Coliflor y caos, fractales en cada florete

Los monjes alguna vez esperaron convertir el plomo en oro mediante la alquimia. Pero considere la coliflor en su lugar. Solo se necesitan dos genes para transformar los tallos, tallos y flores ordinarios de la especie de malas hierbas e insípida Brassica oleracea en una formación tan maravillosa como esta verdura fractal, similar a una nube.

Esta es la verdadera alquimia, dice Christophe Godin, investigador principal del Instituto Nacional de Investigación en Ciencia y Tecnología Digitales en Lyon, Francia.

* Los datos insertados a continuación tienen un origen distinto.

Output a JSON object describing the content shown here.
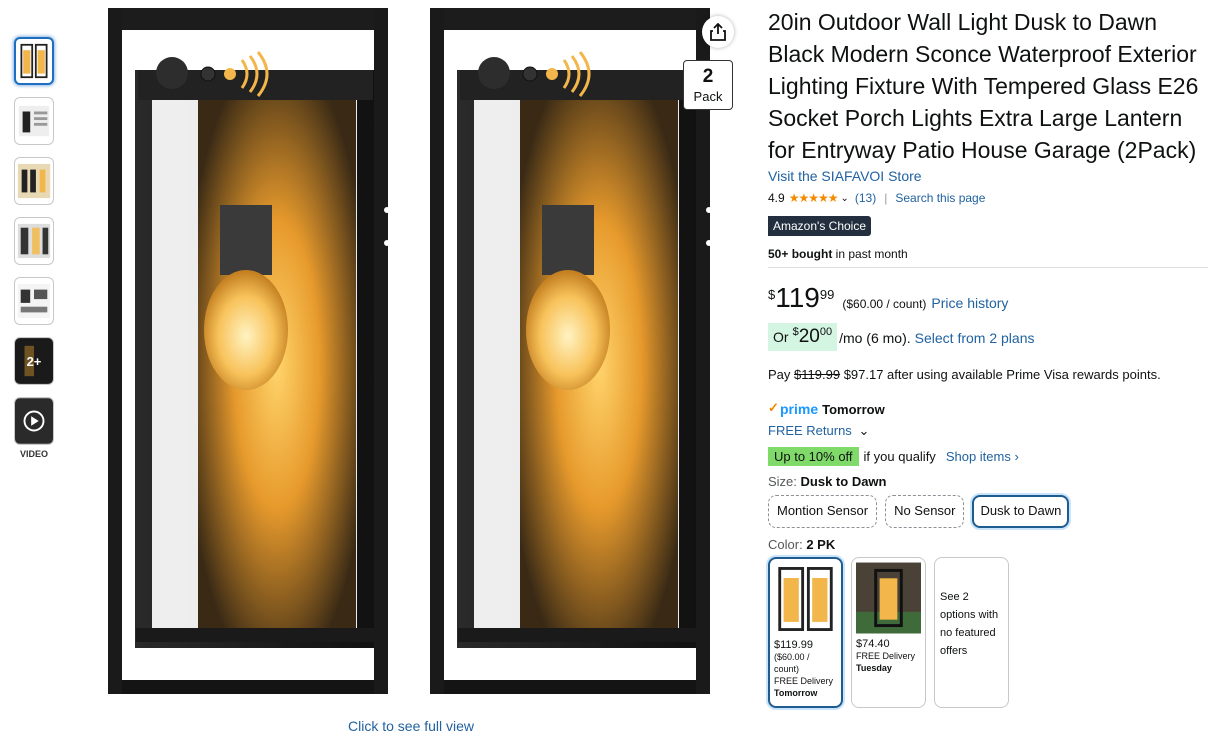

El Dr. Godin estudia la arquitectura vegetal modelando virtualmente el desarrollo de las formas de diferentes especies en tres dimensiones. Se preguntó qué modificación genética acechaba detrás de las espirales anidadas de la coliflor y los fractales chartreuse logarítmicos de Romanesco, una variedad de coliflor que casi podría confundirse con un cristal.

“¿Cómo puede la naturaleza construir objetos tan inesperados?” preguntó. “¿Cuáles pueden ser las reglas detrás de esto?”

Hace quince años, el Dr. Godin conoció a François Parcy, un biólogo de plantas del Centro Nacional de Investigación Científica en Grenoble, Francia. En Dr. Parcy, el Dr. Godin reconoció a un compañero demonio por las flores fractales.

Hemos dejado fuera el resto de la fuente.